Ooey Gooey
Dirt Gallery
7906 Santa Monica Blvd., No. 218, West Hollywood
Working from the premise that "all the best things in life are
gooey," a deliciously lighthearted little show at Dirt celebrates
the aesthetics of viscosity. Curated by artist Mery Lynn McCorkle,
it features five New York artists whose work simulates the slimy,
the sticky, the gummy and the gelatinous.
Elizabeth McGovern's quirky sculptures -- two mounds of hardened
spray foam crowned with colorful plastic shopping bags -- explore
the tactile potential of common objects and fall somewhere on
the playful side of the junk-art continuum.
Karen Rich Beall's contribution to the show is a small brigade
of translucent, jellyfish-like creatures that hang from the
ceiling. With delicate coloration and long, thin tendrils, they
are at once convincingly oceanic and wonderfully fantastical.
The bulbous forms and slick, candy-colored surfaces of Victoria
Palermo's sculptures -- which look just like blown glass but
are in fact made from rubber -- convey an infectiously cheerful
tone.
The two most arrestingly sensual works, surprisingly, are those
made in the least tactile media. They are also, perhaps less
surprisingly, the two that involve food. Maggie Miller's "Passion"

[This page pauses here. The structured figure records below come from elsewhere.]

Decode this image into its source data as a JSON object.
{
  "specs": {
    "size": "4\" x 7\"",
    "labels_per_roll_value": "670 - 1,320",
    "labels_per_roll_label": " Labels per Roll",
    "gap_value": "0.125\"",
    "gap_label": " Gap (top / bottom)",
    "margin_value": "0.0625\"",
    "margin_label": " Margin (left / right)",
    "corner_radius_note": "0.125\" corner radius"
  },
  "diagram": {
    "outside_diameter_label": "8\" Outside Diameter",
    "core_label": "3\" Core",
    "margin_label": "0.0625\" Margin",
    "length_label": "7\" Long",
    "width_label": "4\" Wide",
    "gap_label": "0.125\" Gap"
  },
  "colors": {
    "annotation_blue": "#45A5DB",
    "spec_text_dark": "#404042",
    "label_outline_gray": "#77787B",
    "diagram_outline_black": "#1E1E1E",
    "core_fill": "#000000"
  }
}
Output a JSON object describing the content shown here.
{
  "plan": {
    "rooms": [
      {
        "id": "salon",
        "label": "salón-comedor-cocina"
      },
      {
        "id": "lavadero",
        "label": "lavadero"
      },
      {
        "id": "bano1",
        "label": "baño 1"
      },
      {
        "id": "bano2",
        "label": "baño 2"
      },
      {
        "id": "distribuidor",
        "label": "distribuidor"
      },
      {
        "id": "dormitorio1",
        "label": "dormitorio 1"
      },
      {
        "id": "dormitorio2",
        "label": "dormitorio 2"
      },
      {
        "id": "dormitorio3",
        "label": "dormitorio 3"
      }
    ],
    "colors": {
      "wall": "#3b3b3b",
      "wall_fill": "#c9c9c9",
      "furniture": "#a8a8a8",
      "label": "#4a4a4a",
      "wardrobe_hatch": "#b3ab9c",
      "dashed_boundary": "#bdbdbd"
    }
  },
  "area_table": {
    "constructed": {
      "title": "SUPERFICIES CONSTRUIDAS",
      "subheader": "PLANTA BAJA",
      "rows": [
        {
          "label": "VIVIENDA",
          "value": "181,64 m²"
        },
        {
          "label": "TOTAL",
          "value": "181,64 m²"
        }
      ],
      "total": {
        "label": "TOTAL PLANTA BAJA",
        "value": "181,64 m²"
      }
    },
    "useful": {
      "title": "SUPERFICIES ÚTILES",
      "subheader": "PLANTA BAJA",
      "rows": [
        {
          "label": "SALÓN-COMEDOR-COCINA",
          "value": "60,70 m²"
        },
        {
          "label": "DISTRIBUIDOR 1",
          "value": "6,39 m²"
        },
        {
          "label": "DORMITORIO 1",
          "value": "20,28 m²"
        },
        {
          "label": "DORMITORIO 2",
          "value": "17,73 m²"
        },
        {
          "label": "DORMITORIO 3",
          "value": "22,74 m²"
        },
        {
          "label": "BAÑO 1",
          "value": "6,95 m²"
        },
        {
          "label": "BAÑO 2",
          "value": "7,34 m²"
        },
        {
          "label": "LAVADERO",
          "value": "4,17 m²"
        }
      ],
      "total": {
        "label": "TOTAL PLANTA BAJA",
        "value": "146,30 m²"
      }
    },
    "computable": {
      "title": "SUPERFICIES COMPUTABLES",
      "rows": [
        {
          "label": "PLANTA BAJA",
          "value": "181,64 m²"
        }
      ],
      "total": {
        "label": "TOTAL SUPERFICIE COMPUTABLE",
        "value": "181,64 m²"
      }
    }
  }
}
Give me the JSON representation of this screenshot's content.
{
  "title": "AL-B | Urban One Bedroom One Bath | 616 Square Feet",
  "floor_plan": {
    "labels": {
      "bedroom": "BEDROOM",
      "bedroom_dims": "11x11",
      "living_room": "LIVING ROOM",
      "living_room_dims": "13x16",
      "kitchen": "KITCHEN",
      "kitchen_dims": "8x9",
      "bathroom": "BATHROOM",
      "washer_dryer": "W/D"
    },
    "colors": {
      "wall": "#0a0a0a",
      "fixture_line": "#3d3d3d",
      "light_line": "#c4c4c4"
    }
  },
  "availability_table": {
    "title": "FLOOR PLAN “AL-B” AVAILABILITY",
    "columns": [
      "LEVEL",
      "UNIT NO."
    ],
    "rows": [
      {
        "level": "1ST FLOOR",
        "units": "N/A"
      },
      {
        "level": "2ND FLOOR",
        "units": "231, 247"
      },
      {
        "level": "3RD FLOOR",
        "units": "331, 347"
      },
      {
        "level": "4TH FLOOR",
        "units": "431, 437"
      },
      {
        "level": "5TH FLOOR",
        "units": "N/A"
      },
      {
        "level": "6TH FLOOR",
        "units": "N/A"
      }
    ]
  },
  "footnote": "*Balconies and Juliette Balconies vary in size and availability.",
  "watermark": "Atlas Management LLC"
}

is a short, looped video in which we see a hand squeezing a
goopy red substance that resembles cherry pie filling out of
a hole in a small pastry--an image that, while clearly benign
in actuality, is weirdly alarming in a video close-up. In Meredith
Allen's photographs, we see Popsicles shaped like the faces
of cartoon characters held up to melt beneath a summer sun,
their unnaturally bright, sticky colors dripping down to coat
the fingers that hold the stick.
Simultaneously childish and erotic, these two works proclaim
overtly what the rest more discreetly imply: that art is a messy
business -- and therein lay its most basic pleasures.